Thiruvananthapuram: Even as the accused in the Kozhikode train fire case, Shahrukh Saifi has deposed before the investigators that he had planned the attack on his own, police have not taken that version at all.
Sources in the Kerala Police, who are probing the case, told IANS that there are several missing dots in what Shahrukh Saifi was saying and what actually took place on the fateful day.
A bogey in the Executive Express train from Alappuzha to Kannur was set on fire by a youth April 2 night after it left Kozhikode junction and was on way to Kannur at Elathur. In the tragic incident, three people, including a two-year-old infant were dead and their bodies were found on the railway track. Many were injured with four being admitted to the Kozhikode medical college and one of the injured in critical condition.
Police investigators found that the accused was from Delhi’s Shaheen Bagh and later arrested him from Ratnagiri in Maharashtra. The Kerala Police special team led by ADGP, MR Ajith Kumar is interrogating him but sources in the police told IANS that he was trying to divert the investigation and was not giving proper responses to the questions.

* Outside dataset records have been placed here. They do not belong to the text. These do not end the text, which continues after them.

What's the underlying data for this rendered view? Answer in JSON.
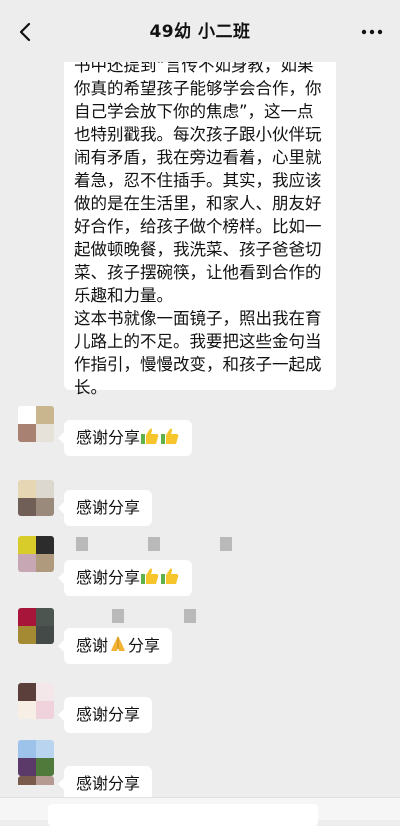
{
  "header": {
    "title": "49幼  小二班",
    "back_icon": "chevron-left-icon",
    "more_icon": "ellipsis-icon"
  },
  "long_message": {
    "paragraph1": "书中还提到“言传不如身教，如果你真的希望孩子能够学会合作，你自己学会放下你的焦虑”，这一点也特别戳我。每次孩子跟小伙伴玩闹有矛盾，我在旁边看着，心里就着急，忍不住插手。其实，我应该做的是在生活里，和家人、朋友好好合作，给孩子做个榜样。比如一起做顿晚餐，我洗菜、孩子爸爸切菜、孩子摆碗筷，让他看到合作的乐趣和力量。",
    "paragraph2": "这本书就像一面镜子，照出我在育儿路上的不足。我要把这些金句当作指引，慢慢改变，和孩子一起成长。"
  },
  "messages": [
    {
      "text": "感谢分享",
      "emoji": "thumbs-up-icon x2"
    },
    {
      "text": "感谢分享",
      "emoji": ""
    },
    {
      "text": "感谢分享",
      "emoji": "thumbs-up-icon x2"
    },
    {
      "text_before": "感谢",
      "text_after": "分享",
      "emoji": "folded-hands-icon"
    },
    {
      "text": "感谢分享",
      "emoji": ""
    },
    {
      "text": "感谢分享",
      "emoji": ""
    }
  ],
  "colors": {
    "background": "#ededed",
    "bubble": "#ffffff",
    "thumb_yellow": "#f5c52b",
    "thumb_green": "#6fbf4a"
  }
}
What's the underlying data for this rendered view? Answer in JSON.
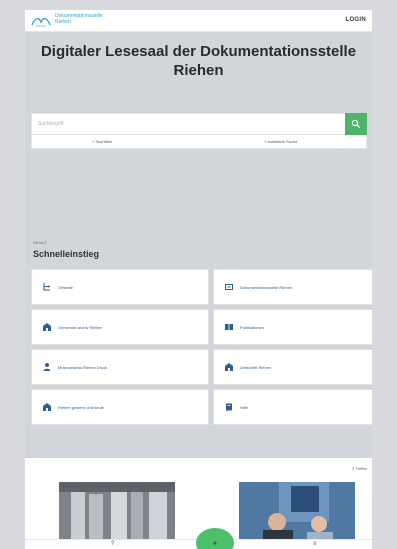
{
  "header": {
    "brand_line1": "Dokumentationsstelle",
    "brand_line2": "Riehen",
    "login_label": "LOGIN"
  },
  "page": {
    "title": "Digitaler Lesesaal der Dokumentationsstelle Riehen"
  },
  "search": {
    "placeholder": "Suchbegriff",
    "link_left": "+ Suchfilter",
    "link_right": "+ erweiterte Suche"
  },
  "quickstart": {
    "subheading": "INHALT",
    "title": "Schnelleinstieg",
    "tiles": [
      {
        "label": "Ortsteile",
        "icon": "hierarchy-icon"
      },
      {
        "label": "Dokumentationsstelle Riehen",
        "icon": "archive-box-icon"
      },
      {
        "label": "Gemeinde-archiv Riehen",
        "icon": "building-icon"
      },
      {
        "label": "Publikationen",
        "icon": "books-icon"
      },
      {
        "label": "Museumsfoto Riehen Druck",
        "icon": "person-icon"
      },
      {
        "label": "Zeitschrift Riehen",
        "icon": "building-icon"
      },
      {
        "label": "Riehen gestern und heute",
        "icon": "building-icon"
      },
      {
        "label": "Hilfe",
        "icon": "book-icon"
      }
    ]
  },
  "teaser": {
    "count_label": "2 Treffer"
  },
  "bottom_nav": {
    "help_label": "?",
    "menu_label": "≡"
  },
  "colors": {
    "accent_green": "#4cb56b",
    "link_blue": "#2f5f8a",
    "brand_blue": "#3aa0d8"
  }
}
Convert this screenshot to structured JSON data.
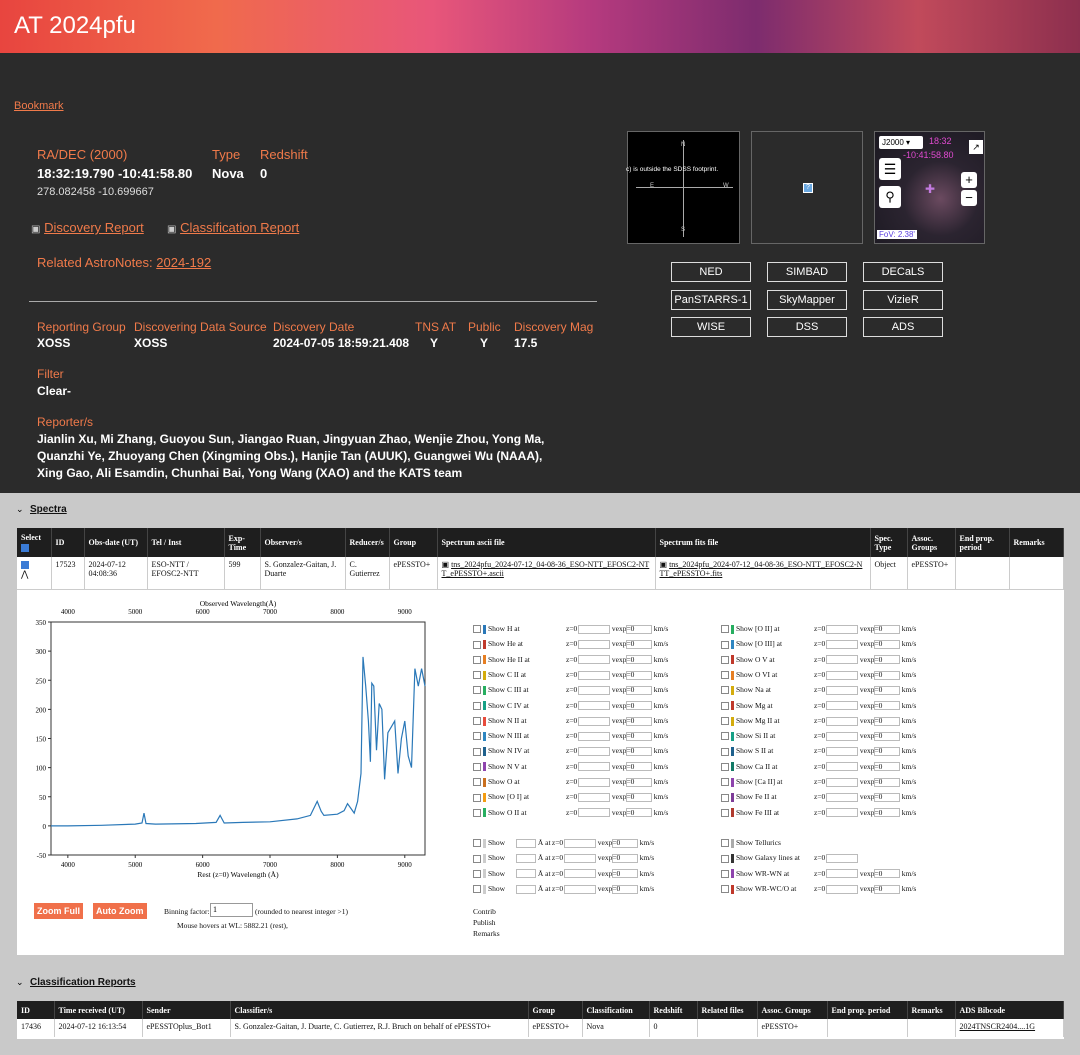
{
  "page": {
    "title": "AT 2024pfu",
    "bookmark": "Bookmark"
  },
  "coords": {
    "radec_label": "RA/DEC (2000)",
    "type_label": "Type",
    "redshift_label": "Redshift",
    "radec": "18:32:19.790 -10:41:58.80",
    "type": "Nova",
    "redshift": "0",
    "deg": "278.082458 -10.699667"
  },
  "reports": {
    "discovery": "Discovery Report",
    "classification": "Classification Report",
    "astronotes_label": "Related AstroNotes:",
    "astronote": "2024-192"
  },
  "discovery": {
    "headers": [
      "Reporting Group",
      "Discovering Data Source",
      "Discovery Date",
      "TNS AT",
      "Public",
      "Discovery Mag"
    ],
    "values": [
      "XOSS",
      "XOSS",
      "2024-07-05 18:59:21.408",
      "Y",
      "Y",
      "17.5"
    ],
    "filter_label": "Filter",
    "filter": "Clear-",
    "reporters_label": "Reporter/s",
    "reporters": "Jianlin Xu, Mi Zhang, Guoyou Sun, Jiangao Ruan, Jingyuan Zhao, Wenjie Zhou, Yong Ma, Quanzhi Ye, Zhuoyang Chen (Xingming Obs.), Hanjie Tan (AUUK), Guangwei Wu (NAAA), Xing Gao, Ali Esamdin, Chunhai Bai, Yong Wang (XAO) and the KATS team"
  },
  "thumbs": {
    "sdss": "c) is outside the SDSS footprint.",
    "compass": [
      "N",
      "E",
      "W",
      "S"
    ],
    "aladin_frame": "J2000",
    "aladin_coord1": "18:32",
    "aladin_coord2": "-10:41:58.80",
    "fov": "FoV: 2.38'"
  },
  "ext_links": [
    "NED",
    "SIMBAD",
    "DECaLS",
    "PanSTARRS-1",
    "SkyMapper",
    "VizieR",
    "WISE",
    "DSS",
    "ADS"
  ],
  "spectra": {
    "section": "Spectra",
    "headers": [
      "Select",
      "ID",
      "Obs-date (UT)",
      "Tel / Inst",
      "Exp-Time",
      "Observer/s",
      "Reducer/s",
      "Group",
      "Spectrum ascii file",
      "Spectrum fits file",
      "Spec. Type",
      "Assoc. Groups",
      "End prop. period",
      "Remarks"
    ],
    "row": {
      "id": "17523",
      "date": "2024-07-12 04:08:36",
      "tel": "ESO-NTT / EFOSC2-NTT",
      "exp": "599",
      "observer": "S. Gonzalez-Gaitan, J. Duarte",
      "reducer": "C. Gutierrez",
      "group": "ePESSTO+",
      "ascii": "tns_2024pfu_2024-07-12_04-08-36_ESO-NTT_EFOSC2-NTT_ePESSTO+.ascii",
      "fits": "tns_2024pfu_2024-07-12_04-08-36_ESO-NTT_EFOSC2-NTT_ePESSTO+.fits",
      "spectype": "Object",
      "assoc": "ePESSTO+"
    }
  },
  "chart_data": {
    "type": "line",
    "title": "",
    "xlabel_top": "Observed Wavelength(Å)",
    "xlabel": "Rest (z=0) Wavelength (Å)",
    "ylim": [
      -50,
      350
    ],
    "xlim": [
      3750,
      9300
    ],
    "yticks": [
      350,
      300,
      250,
      200,
      150,
      100,
      50,
      0,
      -50
    ],
    "xticks_top": [
      4000,
      5000,
      6000,
      7000,
      8000,
      9000
    ],
    "xticks": [
      4000,
      5000,
      6000,
      7000,
      8000,
      9000
    ],
    "x": [
      3750,
      4000,
      4500,
      5000,
      5100,
      5130,
      5160,
      5300,
      5900,
      6200,
      6260,
      6320,
      6600,
      7000,
      7400,
      7600,
      7700,
      7760,
      7800,
      8000,
      8100,
      8150,
      8200,
      8250,
      8300,
      8350,
      8380,
      8420,
      8460,
      8490,
      8510,
      8540,
      8580,
      8620,
      8660,
      8700,
      8750,
      8800,
      8850,
      8900,
      8950,
      9000,
      9050,
      9100,
      9150,
      9200,
      9250,
      9300
    ],
    "y": [
      0,
      0,
      1,
      3,
      5,
      22,
      4,
      3,
      4,
      6,
      18,
      5,
      6,
      7,
      12,
      18,
      42,
      25,
      18,
      20,
      26,
      38,
      30,
      22,
      42,
      90,
      290,
      240,
      180,
      110,
      245,
      240,
      130,
      210,
      200,
      80,
      160,
      170,
      180,
      90,
      150,
      180,
      120,
      100,
      270,
      240,
      270,
      240
    ]
  },
  "lines": {
    "left": [
      "Show H at",
      "Show He at",
      "Show He II at",
      "Show C II at",
      "Show C III at",
      "Show C IV at",
      "Show N II at",
      "Show N III at",
      "Show N IV at",
      "Show N V at",
      "Show O at",
      "Show [O I] at",
      "Show O II at"
    ],
    "right": [
      "Show [O II] at",
      "Show [O III] at",
      "Show O V at",
      "Show O VI at",
      "Show Na at",
      "Show Mg at",
      "Show Mg II at",
      "Show Si II at",
      "Show S II at",
      "Show Ca II at",
      "Show [Ca II] at",
      "Show Fe II at",
      "Show Fe III at"
    ],
    "z": "z=0",
    "v": "vexp=0",
    "unit": "km/s",
    "show": "Show",
    "ang": "Å at",
    "tellurics": "Show Tellurics",
    "galaxy": "Show Galaxy lines at",
    "wrwn": "Show WR-WN at",
    "wrwc": "Show WR-WC/O at"
  },
  "controls": {
    "zoom_full": "Zoom Full",
    "auto_zoom": "Auto Zoom",
    "binning_label": "Binning factor:",
    "binning": "1",
    "binning_note": "(rounded to nearest integer >1)",
    "hover": "Mouse hovers at WL: 5882.21 (rest),",
    "contrib": "Contrib",
    "publish": "Publish",
    "remarks": "Remarks"
  },
  "classif": {
    "section": "Classification Reports",
    "headers": [
      "ID",
      "Time received (UT)",
      "Sender",
      "Classifier/s",
      "Group",
      "Classification",
      "Redshift",
      "Related files",
      "Assoc. Groups",
      "End prop. period",
      "Remarks",
      "ADS Bibcode"
    ],
    "row": [
      "17436",
      "2024-07-12 16:13:54",
      "ePESSTOplus_Bot1",
      "S. Gonzalez-Gaitan, J. Duarte, C. Gutierrez, R.J. Bruch on behalf of ePESSTO+",
      "ePESSTO+",
      "Nova",
      "0",
      "",
      "ePESSTO+",
      "",
      "",
      "2024TNSCR2404....1G"
    ]
  },
  "colors": {
    "accent": "#f07a4a",
    "line": "#2a78b8"
  }
}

Police investigators are of the opinion that Shahrukh Saifi had got some support from Kerala. They are investigating how he reached Shornur in Kerala’s Palakkad district and bought four litres of petrol from a fuel pump at Kuzhapulli in Shornur.
Senior PFI leaders, including the arrested C Rouf, are from Pattambi near to Shoranur and the banned Islamist organisation has a huge network in the area. The Popular Front of India (PFI) had a religious centre, Sathya Sarani in Manjeri, Malappuram district, which is widely accused of being the hub that was used to forcefully convert people. Manjeri in Malappuram district is near Shornur and here also the banned PFI has a big network.
While the ban on the PFI is in force since September 2022, the Islamist group has not found any difficulty in its operation as the political arm of the PFI, the Social Democratic Party of India (SDPI), which is active on the ground and almost all the state level leaders of the SDPI are drawn from the PFI.
SDPI national general secretary, Majid Faizi, it is to be noted, is one of the founding leaders of the National Democratic Front (NDF), the outfit that later emerged as the Popular Front of India (PFI).